Lindsay McIntyre’s 2020 “seeing her,” by contrast, focuses on a single object: the beaded front panel of an amauti, or parka, that once belonged to the filmmaker’s great-grandmother. An heirloom, it’s a concrete embodiment of trans-generational continuity. But McIntyre’s jittery, handheld camera, rapid cuts and strobe lighting combine to create a frenzied, nervous tone that is not simply reverent; if anything, it calls attention to the active labor of the filmmaker. McIntyre (Inuk) has long valued a hands-on approach to filmmaking, and the work involved in creating emulsions and hand-processing her 16mm film offers an echo of the handiwork once involved in beading. (Moreover, as Kristen Dowell has pointed out, making her own film stock also allows McIntyre to reclaim her medium from the apparatus of the film industry.)
At the same time, though, the film also evokes thoughts of the past, and of who controls its telling. McIntyre’s use of merely partial pans and blurred focus render the red, white, and blue beads strikingly elusive: the subject is not fixed or clear. McIntyre thus practices a politics of refusal, as she avoids the steady, clinical, and nominally objective visual style long embraced by European science. The past, here, remains fugitive, silent, and only partially visible. And so while the title of the film is a partial ode to a relative, it’s clear that seeing her is not so simple after all. Indeed, McIntyre implies that relating to her great-grandmother may only really be possible through loving, hands-on creative work.
“We Only Answer Our Landline,” a 2019 film by Olivia Camfield (Muscogee Creek Nation) and Woodrow Hunt (Cherokee, Klamath, and Modoc Tribes descendent), echoes and extends themes apparent in the work of both Maxy and McIntyre. Desktop windows and selfies multiply quickly and digital emblems appear suddenly, with all of the energy and random logic of pop-up ads. But we also see figures in domestic interiors and a range of natural settings: hints, that is, of individual identities and families taking shape in a disorienting digital world. Importantly, too, an archival photograph of a woman hovers, superimposed against the rest of the imagery, for most of the film: a constant spectral presence in a shifting world.

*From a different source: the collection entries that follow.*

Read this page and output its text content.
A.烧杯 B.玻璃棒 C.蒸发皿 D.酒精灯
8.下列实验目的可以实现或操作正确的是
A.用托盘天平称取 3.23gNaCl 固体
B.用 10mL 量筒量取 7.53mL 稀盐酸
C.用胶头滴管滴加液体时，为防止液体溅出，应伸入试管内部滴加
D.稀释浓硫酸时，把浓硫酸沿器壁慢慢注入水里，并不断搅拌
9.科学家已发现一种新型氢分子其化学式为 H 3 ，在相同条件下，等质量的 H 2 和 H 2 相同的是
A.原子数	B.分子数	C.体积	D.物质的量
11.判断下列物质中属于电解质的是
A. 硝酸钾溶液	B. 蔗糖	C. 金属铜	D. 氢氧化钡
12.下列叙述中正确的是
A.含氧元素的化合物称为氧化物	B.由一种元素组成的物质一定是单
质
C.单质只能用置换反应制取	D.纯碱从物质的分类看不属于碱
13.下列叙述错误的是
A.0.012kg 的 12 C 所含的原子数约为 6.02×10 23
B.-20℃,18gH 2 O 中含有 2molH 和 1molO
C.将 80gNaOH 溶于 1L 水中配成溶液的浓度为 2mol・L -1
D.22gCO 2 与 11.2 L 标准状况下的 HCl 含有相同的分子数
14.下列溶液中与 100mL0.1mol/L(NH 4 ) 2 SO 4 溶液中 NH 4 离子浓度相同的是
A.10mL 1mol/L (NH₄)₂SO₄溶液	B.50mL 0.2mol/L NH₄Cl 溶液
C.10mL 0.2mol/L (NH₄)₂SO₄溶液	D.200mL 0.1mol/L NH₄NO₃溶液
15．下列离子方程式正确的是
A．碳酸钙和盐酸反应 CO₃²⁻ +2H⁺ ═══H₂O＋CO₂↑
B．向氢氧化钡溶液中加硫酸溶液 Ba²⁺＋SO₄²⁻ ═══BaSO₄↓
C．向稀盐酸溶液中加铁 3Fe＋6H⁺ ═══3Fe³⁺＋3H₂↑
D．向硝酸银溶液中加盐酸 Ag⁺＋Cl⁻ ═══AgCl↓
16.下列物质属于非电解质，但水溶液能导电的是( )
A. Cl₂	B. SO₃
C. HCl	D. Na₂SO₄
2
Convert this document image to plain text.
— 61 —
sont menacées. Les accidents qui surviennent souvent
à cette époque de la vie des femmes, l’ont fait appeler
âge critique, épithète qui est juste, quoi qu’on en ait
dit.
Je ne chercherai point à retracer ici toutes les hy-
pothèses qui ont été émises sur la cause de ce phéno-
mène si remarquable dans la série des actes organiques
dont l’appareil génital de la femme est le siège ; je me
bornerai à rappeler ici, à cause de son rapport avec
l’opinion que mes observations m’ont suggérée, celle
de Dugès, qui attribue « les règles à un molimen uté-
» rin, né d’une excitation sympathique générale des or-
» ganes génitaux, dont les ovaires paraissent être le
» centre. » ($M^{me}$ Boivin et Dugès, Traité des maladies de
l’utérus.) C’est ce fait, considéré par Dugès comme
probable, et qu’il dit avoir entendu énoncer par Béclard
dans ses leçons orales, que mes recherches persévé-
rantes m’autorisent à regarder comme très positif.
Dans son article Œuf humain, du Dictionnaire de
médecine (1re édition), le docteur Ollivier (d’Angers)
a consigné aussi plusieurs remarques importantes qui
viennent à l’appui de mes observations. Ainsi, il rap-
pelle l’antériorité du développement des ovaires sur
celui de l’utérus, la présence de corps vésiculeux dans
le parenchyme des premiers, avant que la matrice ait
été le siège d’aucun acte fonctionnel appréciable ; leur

What to make of this? A pronounced emphasis on screens and reflections—near the outset, we see a reflection in a car’s rear view mirror—suggests a concern with the fragmentation associated with lives lived online. But Camfield and Hunt are clearly also interested in the theme of alienation: at one point, two cartoonish aliens abruptly appear, and wobble for several seconds. Critically, too, the film’s abiding emphasis on landscapes suggests that any discussion of aliens needs to be rooted in a consideration of this continent’s thorny history of dispossession and othering. If anything, the implication is that those of European descent are the true aliens and that as long as the land exists, Indians, as a song featured in the film puts it, will never die.
By contrast, Aymara/German artist Miguel Hilari’s 2022 “Cerro Saturno” moves more slowly; it has the formal logic and deliberate pace of a procession. Just over 13 minutes long, it consists of sustained shots, all in black and white, of the formidable Bolivian landscape outside La Paz—and then, towards its end, of the capital city itself. The first few shots are interestingly ambiguous: the weird landscapes that they depict look almost lunar, and the absence of any figures or manmade structures means that the scale is far from clear. Even when signs of life (electricity pylons; a road; buzzing wires) begin to appear, they feel almost otherworldly, evoking the pure geometry of an Aztec pyramid or the vast geometry of Land Art.
Human presence feels, here, fragile, arbitrary and provisional. Five tiny figures manipulate wheelbarrows among unexplained heaps of stone. A hatted figure sits in a car, as raindrops snake down the windows. Gradually, though, we approach the city. Honks and beeps imply traffic—but any larger context, and any clear sense of destination, is withheld. Instead, in an increasingly rapid series of shots, we see other figures inside vehicles. Some wear face masks which bow and crinkle with their breaths; another wears a top that’s decorated with images of llamas. The natural world, again, is othered. And the metropolis, in a closing shot, is nothing but a twinkling series of lights: an ethereal spectacle that seems somehow less than real.